Malware+analysis+video+tutorial+for+beginners May 2026

Here’s a structured review of a typical malware analysis video tutorial for beginners, highlighting what to look for and recommending effective resources.


⚠️ Why most “beginner” videos fail (real report findings)

One rare good example: “Malware Analysis for Absolute Beginners” by Dr. Josh Stroschein (YouTube) — slow, safe, and uses mock malware.


Module 4: The Breakthrough – Behavioral Analysis with ProcMon & RegShot

This is the core of beginner malware analysis. You will run the malware yourself (safely) and watch it misbehave.

Search for: "Malware dynamic analysis tutorial using RegShot and ProcMon." malware+analysis+video+tutorial+for+beginners

How the video should play out:

  1. Take a "Before" snapshot of the registry (RegShot).
  2. Run the malware.
  3. Take an "After" snapshot of the registry.
  4. Compare them.

What you will see in the video:

Beginner Insight: If you can do this, you can write a "Detection Rule" for your firewall or Antivirus. You are now a threat hunter. Here’s a structured review of a typical malware

Module 2: The Toolbox – Don't Write Code, Write Reports

You do not need to know C++ to do basic triage. You need to know how to use four tools. Search these specific tutorials:

  1. PE-Bear or CFF Explorer: "How to read PE headers for beginners."
    • What you learn: Is this a 32-bit or 64-bit file? Is it packed (compressed/obfuscated)?
  2. Strings.exe (Sysinternals): "Using Strings to find IP addresses and URLs in malware."
    • What you learn: Right-click the malware -> open with Notepad (gibberish). Run Strings -> you see plain text URLs and API calls.
  3. Detect It Easy (DIE): "How to tell if malware is packed with UPX or Themida."
    • What you learn: If the malware says "Packed," you pause and use a different tactic.
  4. Process Monitor (ProcMon): "ProcMon tutorial for dynamic malware analysis."
    • What you learn: Watch file system, registry, and process activity in real-time as the malware runs.
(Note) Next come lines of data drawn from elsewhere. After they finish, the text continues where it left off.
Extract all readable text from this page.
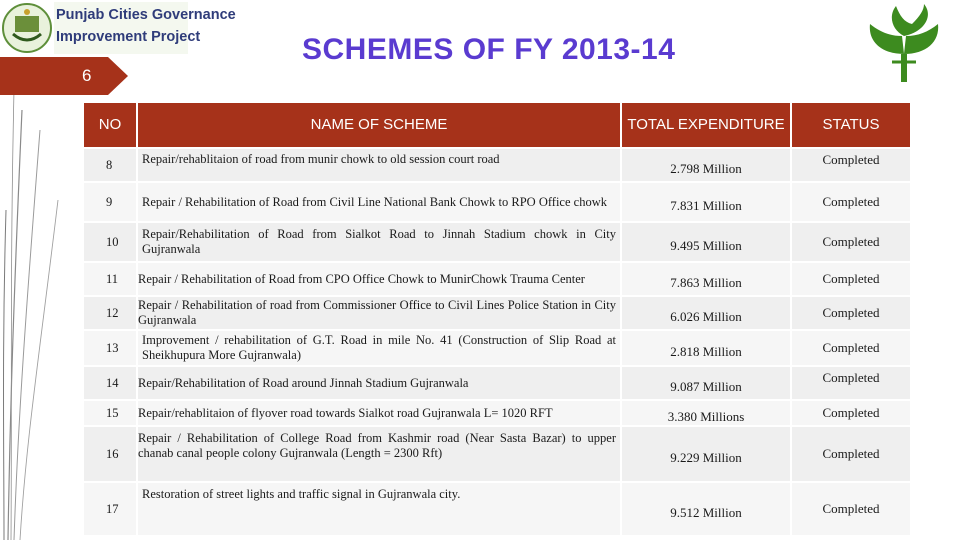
Punjab Cities Governance
Improvement Project
6
SCHEMES OF FY 2013-14
NO	NAME OF SCHEME	TOTAL EXPENDITURE	STATUS
8	Repair/rehablitaion of road from munir chowk to old session court road	2.798 Million	Completed
9	Repair / Rehabilitation of Road from Civil Line National Bank Chowk to RPO Office chowk	7.831 Million	Completed
10	Repair/Rehabilitation of Road from Sialkot Road to Jinnah Stadium chowk in City Gujranwala	9.495 Million	Completed
11	Repair / Rehabilitation of Road from CPO Office Chowk to MunirChowk Trauma Center	7.863 Million	Completed
12	Repair / Rehabilitation of road from Commissioner Office to Civil Lines Police Station in City Gujranwala	6.026 Million	Completed
13	Improvement / rehabilitation of G.T. Road in mile No. 41 (Construction of Slip Road at Sheikhupura More Gujranwala)	2.818 Million	Completed
14	Repair/Rehabilitation of Road around Jinnah Stadium Gujranwala	9.087 Million	Completed
15	Repair/rehablitaion of flyover road towards Sialkot road Gujranwala L= 1020 RFT	3.380 Millions	Completed
16	Repair / Rehabilitation of College Road from Kashmir road (Near Sasta Bazar) to upper chanab canal people colony Gujranwala (Length = 2300 Rft)	9.229 Million	Completed
17	Restoration of street lights and traffic signal in Gujranwala city.	9.512 Million	Completed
Interactive & Support Features

  1. Practice Malware Samples

    • Curated, beginner‑safe samples (non‑destructive, time‑limited)
    • Step‑by‑answer keys for each analysis challenge
  2. Quizzes & Hands‑On Challenges

    • Identify the malware type from a PCAP file
    • Find the C2 domain using string extraction
    • Write a one‑line detection rule (YARA)
  3. Downloadable Cheat Sheets

    • Static analysis checklist
    • Common Windows artifacts for malware
    • Command reference (cmd, PowerShell, Sysinternals)
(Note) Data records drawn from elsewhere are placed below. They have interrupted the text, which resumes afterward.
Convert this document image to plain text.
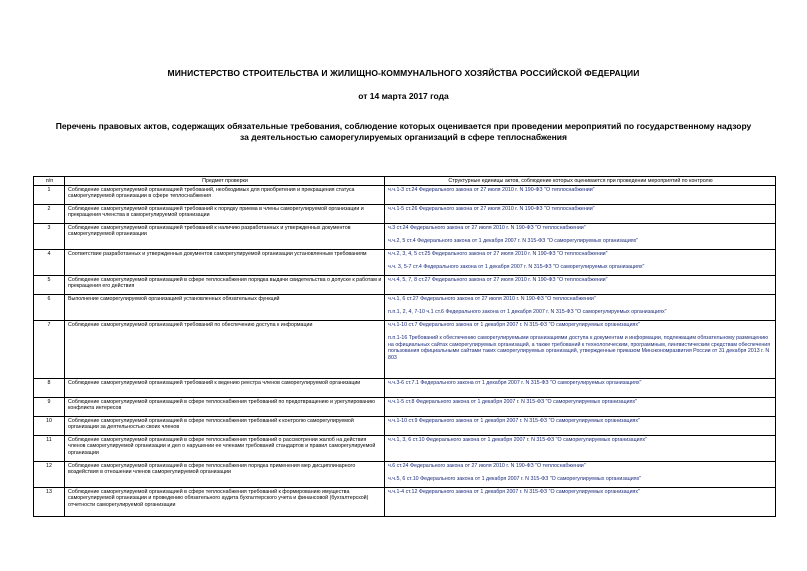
МИНИСТЕРСТВО СТРОИТЕЛЬСТВА И ЖИЛИЩНО-КОММУНАЛЬНОГО ХОЗЯЙСТВА РОССИЙСКОЙ ФЕДЕРАЦИИ
от 14 марта 2017 года
Перечень правовых актов, содержащих обязательные требования, соблюдение которых оценивается при проведении мероприятий по государственному надзору
за деятельностью саморегулируемых организаций в сфере теплоснабжения
п/п	Предмет проверки	Структурные единицы актов, соблюдение которых оценивается при проведении мероприятий по контролю
1	Соблюдение саморегулируемой организацией требований, необходимых для приобретения и прекращения статуса саморегулируемой организации в сфере теплоснабжения	ч.ч.1-3 ст.24 Федерального закона от 27 июля 2010 г. N 190-ФЗ "О теплоснабжении"

2	Соблюдение саморегулируемой организацией требований к порядку приема в члены саморегулируемой организации и прекращения членства в саморегулируемой организации	ч.ч.1-5 ст.26 Федерального закона от 27 июля 2010 г. N 190-ФЗ "О теплоснабжении"

3	Соблюдение саморегулируемой организацией требований к наличию разработанных и утвержденных документов саморегулируемой организации	ч.3 ст.24 Федерального закона от 27 июля 2010 г. N 190-ФЗ "О теплоснабжении"
ч.ч.2, 5 ст.4 Федерального закона от 1 декабря 2007 г. N 315-ФЗ "О саморегулируемых организациях"

4	Соответствие разработанных и утвержденных документов саморегулируемой организации установленным требованиям	ч.ч.2, 3, 4, 5 ст.25 Федерального закона от 27 июля 2010 г. N 190-ФЗ "О теплоснабжении"
ч.ч. 3, 5-7 ст.4 Федерального закона от 1 декабря 2007 г. N 315-ФЗ "О саморегулируемых организациях"

5	Соблюдение саморегулируемой организацией в сфере теплоснабжения порядка выдачи свидетельства о допуске к работам и прекращения его действия	ч.ч.4, 5, 7, 8 ст.27 Федерального закона от 27 июля 2010 г. N 190-ФЗ "О теплоснабжении"

6	Выполнение саморегулируемой организацией установленных обязательных функций	ч.ч.1, 6 ст.27 Федерального закона от 27 июля 2010 г. N 190-ФЗ "О теплоснабжении"
п.п.1, 2, 4, 7-10 ч.1 ст.6 Федерального закона от 1 декабря 2007 г. N 315-ФЗ "О саморегулируемых организациях"

7	Соблюдение саморегулируемой организацией требований по обеспечению доступа к информации	ч.ч.1-10 ст.7 Федерального закона от 1 декабря 2007 г. N 315-ФЗ "О саморегулируемых организациях"
п.п.1-16 Требований к обеспечению саморегулируемыми организациями доступа к документам и информации, подлежащим обязательному размещению на официальных сайтах саморегулируемых организаций, а также требований к технологическим, программным, лингвистическим средствам обеспечения пользования официальными сайтами таких саморегулируемых организаций, утвержденные приказом Минэкономразвития России от 31 декабря 2013 г. N 803

8	Соблюдение саморегулируемой организацией требований к ведению реестра членов саморегулируемой организации	ч.ч.3-6 ст.7.1 Федерального закона от 1 декабря 2007 г. N 315-ФЗ "О саморегулируемых организациях"

9	Соблюдение саморегулируемой организацией в сфере теплоснабжения требований по предотвращению и урегулированию конфликта интересов	ч.ч.1-5 ст.8 Федерального закона от 1 декабря 2007 г. N 315-ФЗ "О саморегулируемых организациях"

10	Соблюдение саморегулируемой организацией в сфере теплоснабжения требований к контролю саморегулируемой организации за деятельностью своих членов	ч.ч.1-10 ст.9 Федерального закона от 1 декабря 2007 г. N 315-ФЗ "О саморегулируемых организациях"

11	Соблюдение саморегулируемой организацией в сфере теплоснабжения требований о рассмотрении жалоб на действия членов саморегулируемой организации и дел о нарушении ее членами требований стандартов и правил саморегулируемой организации	ч.ч.1, 3, 6 ст.10 Федерального закона от 1 декабря 2007 г. N 315-ФЗ "О саморегулируемых организациях"

12	Соблюдение саморегулируемой организацией в сфере теплоснабжения порядка применения мер дисциплинарного воздействия в отношении членов саморегулируемой организации	ч.6 ст.24 Федерального закона от 27 июля 2010 г. N 190-ФЗ "О теплоснабжении"
ч.ч.5, 6 ст.10 Федерального закона от 1 декабря 2007 г. N 315-ФЗ "О саморегулируемых организациях"

13	Соблюдение саморегулируемой организацией в сфере теплоснабжения требований к формированию имущества саморегулируемой организации и проведению обязательного аудита бухгалтерского учета и финансовой (бухгалтерской) отчетности саморегулируемой организации	ч.ч.1-4 ст.12 Федерального закона от 1 декабря 2007 г. N 315-ФЗ "О саморегулируемых организациях"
Module 6: The Report – Writing Your First Analyst Note

Analysis without reporting is just clicking buttons.

Search for: "How to write a malware analysis report (template)." ⚠️ Why most “beginner” videos fail (real report

What your first video report should include:

  1. MD5 Hash: The fingerprint of the file.
  2. Severity: High, Medium, Low (Use your sandbox results).
  3. MITRE ATT&CK Tactics: (e.g., T1059 – Command and Scripting Interpreter).
  4. IOCs (Indicators of Compromise): IPs, domains, file names, registry keys.